Der Hetman erwiderte: »Schönen Gruß zuvor an den Bischof von mir und allen Kosaken! Er soll keine Angst haben: die Kosaken zünden sich bloß ihre Pfeifen an.«
Und alsbald wurde die stattliche Abtei von der mörderischen Flamme gepackt, die hohen gotischen Fenster schauten düster aus lodernden Feuerwogen. Flüchtende Scharen von Mönchen, Juden und Weibern übervölkerten plötzlich alle Städte, wo irgendeine Hoffnung auf die Besatzung oder das Bürgeraufgebot zu setzen war. Die Hilfstruppen, die die Regierung hier und da, wenns schon zu spät war, schickte, waren gering an Zahl; sie fanden die Kosaken gar nicht, oder sie bekamen es mit der Angst, gaben Fersengeld bei der ersten Begegnung und rissen auf ihren flüchtigen Gäulen aus. Es geschah auch wohl, daß sich mehrere königliche Heerführer, die in früheren Schlachten ruhmreich gefochten hatten, zusammentaten und ihre Kräfte vereinten, den Kosaken die Stirn zu bieten. Hier war es, wo sich die jungen Kosaken vor allem erprobten. Sie schauderten noch vor Raub, vor Plünderung, vor der Vergewaltigung Wehrloser zurück, brannten aber darauf, sich den Alten als Kämpfer zu zeigen, Mann gegen Mann sich gegen einen geschmeidigen Polackenfant zu erproben, der auf edelm Roß einherstolzierte und die hängenden Ärmel des Dolmans im Wind flattern ließ. Fröhliche Wissenschaft war das; genug an Pferdegeschirr, kostbaren Säbeln und Flinten hatten sie schon erbeutet. Im Lauf eines Monats wurden sie Männer, waren die eben erst ausgeschlüpften Flaumküken erwachsen und völlig verwandelt; ihre Gesichter, die vorher noch knabenhafte Weichheit zur Schau getragen hatten, blickten jetzt streng und stark. Der alte Taraß hatte seine Freude daran, wie seine Söhne überall unter den vordersten waren. Ostap schien der Weg des Soldaten von Geburt an vorgezeichnet zu sein, er hatte alle Gaben für die schwierige Kriegskunst. Nichts, was ihm zustieß, konnte ihn aus der Ruhe und Fassung bringen; voll einer Kaltblütigkeit, die bei einem Zweiundzwanzigjährigen fast unglaublich schien, ermaß er mit einem Blick die ganze Gefahr und die Aussichten des Kampfes, fand er, wo das geraten schien, schleunigst ein Mittel, ihm auszuweichen, aber bloß auszuweichen, um nachher desto gewisser den Sieg zu gewinnen. Seine Bewegungen atmeten jetzt schon die Sicherheit der Erfahrung; der künftige Feldherr war nicht zu verkennen. Sein Körper strotzte von Kraft, sein Kampfesmut lieh ihm die Gewalt eines Löwen.

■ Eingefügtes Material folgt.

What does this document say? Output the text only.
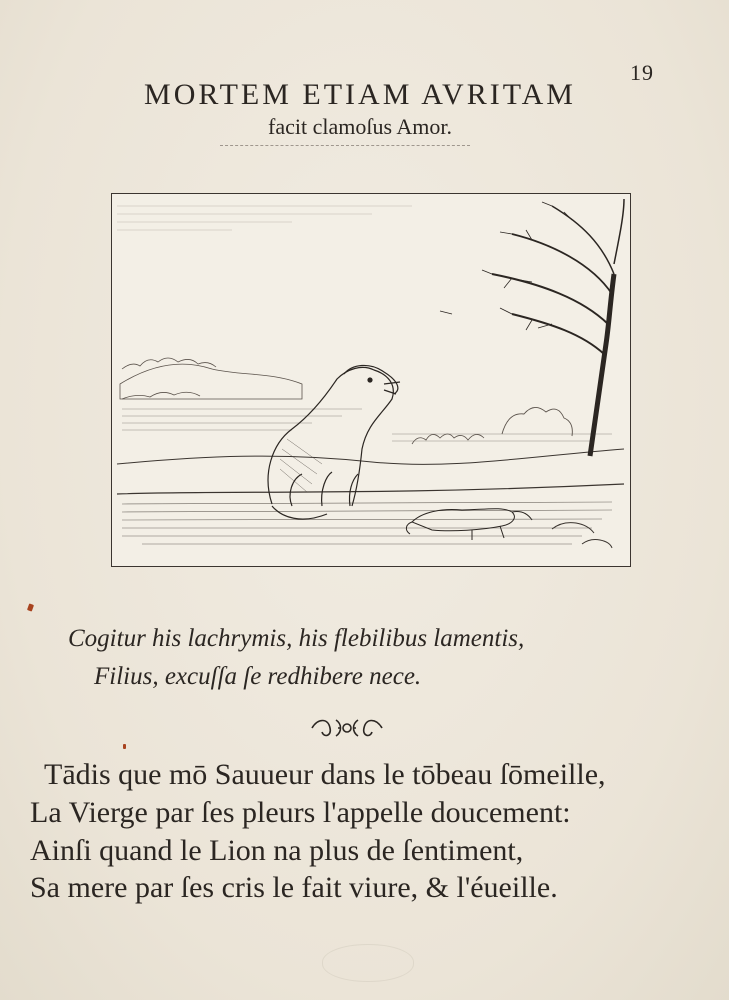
19
MORTEM ETIAM AVRITAM
facit clamoſus Amor.
Cogitur his lachrymis, his flebilibus lamentis,
Filius, excuſſa ſe redhibere nece.
Tādis que mō Sauueur dans le tōbeau ſōmeille,
La Vierge par ſes pleurs l'appelle doucement:
Ainſi quand le Lion na plus de ſentiment,
Sa mere par ſes cris le fait viure, & l'éueille.
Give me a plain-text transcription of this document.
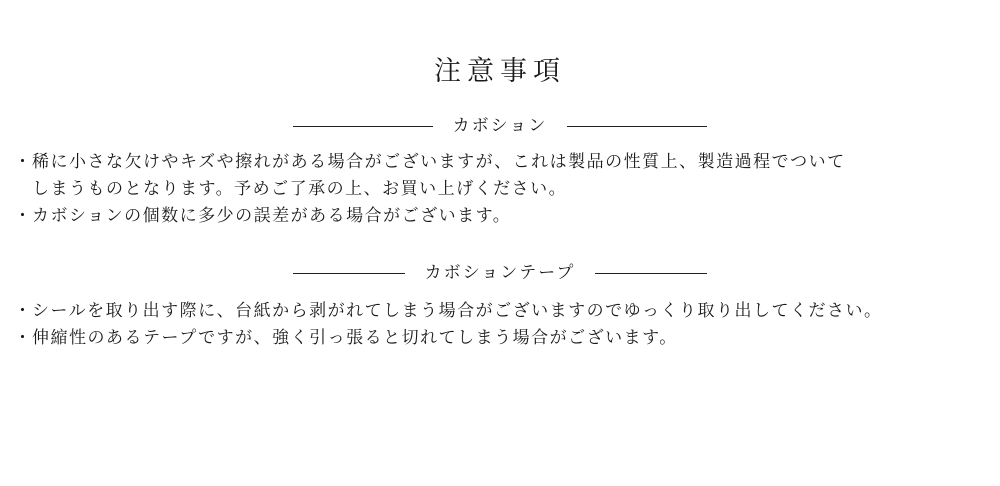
注意事項
カボション
・ 稀に小さな欠けやキズや擦れがある場合がございますが、これは製品の性質上、製造過程でついて
しまうものとなります。予めご了承の上、お買い上げください。
・ カボションの個数に多少の誤差がある場合がございます。
カボションテープ
・ シールを取り出す際に、台紙から剥がれてしまう場合がございますのでゆっくり取り出してください。
・ 伸縮性のあるテープですが、強く引っ張ると切れてしまう場合がございます。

»Oh, der!« sagte der alte Taraß. »Das gibt einmal einen tüchtigen Hetman. Teufel, gibt das einen Hetman! Der Bursch steckt mit der Zeit den eignen Vater noch in die Tasche!«
Andri ließ sich von der bezaubernden Musik der Kugeln und Schwerter völlig fortreißen. Er wußte nicht, was überlegen heißt, einen Plan machen, die eignen und die Kräfte des Gegners in Rechnung ziehn. Ihm war die Schlacht wilde Wonne und Lust; gleich einem Rausch überkam es ihn in den Minuten, da den Mann die Kampfeswut packt, da alles vor seinen Augen flimmert und wirbelt, da abgehauene Köpfe fliegen und Rosse dröhnend zu Boden schlagen, da der Kosak trunken dahinsprengt, durch Kugelpfeifen und Säbelblitzen, und Hiebe austeilt und nichts von den Hieben spürt, die er selber empfängt. Auch an Andri hatte der Vater oft seine Freude, wenn er, einzig dem feurigen Drange folgend, Gefahren anging, die ein Mensch mit kaltem Blut und Kopf wohl vermieden hätte, und wenn er durch sein berserkerhaftes Draufgehn Wunder vollführte, vor denen auch die ältesten Kämpfer staunende Augen machten.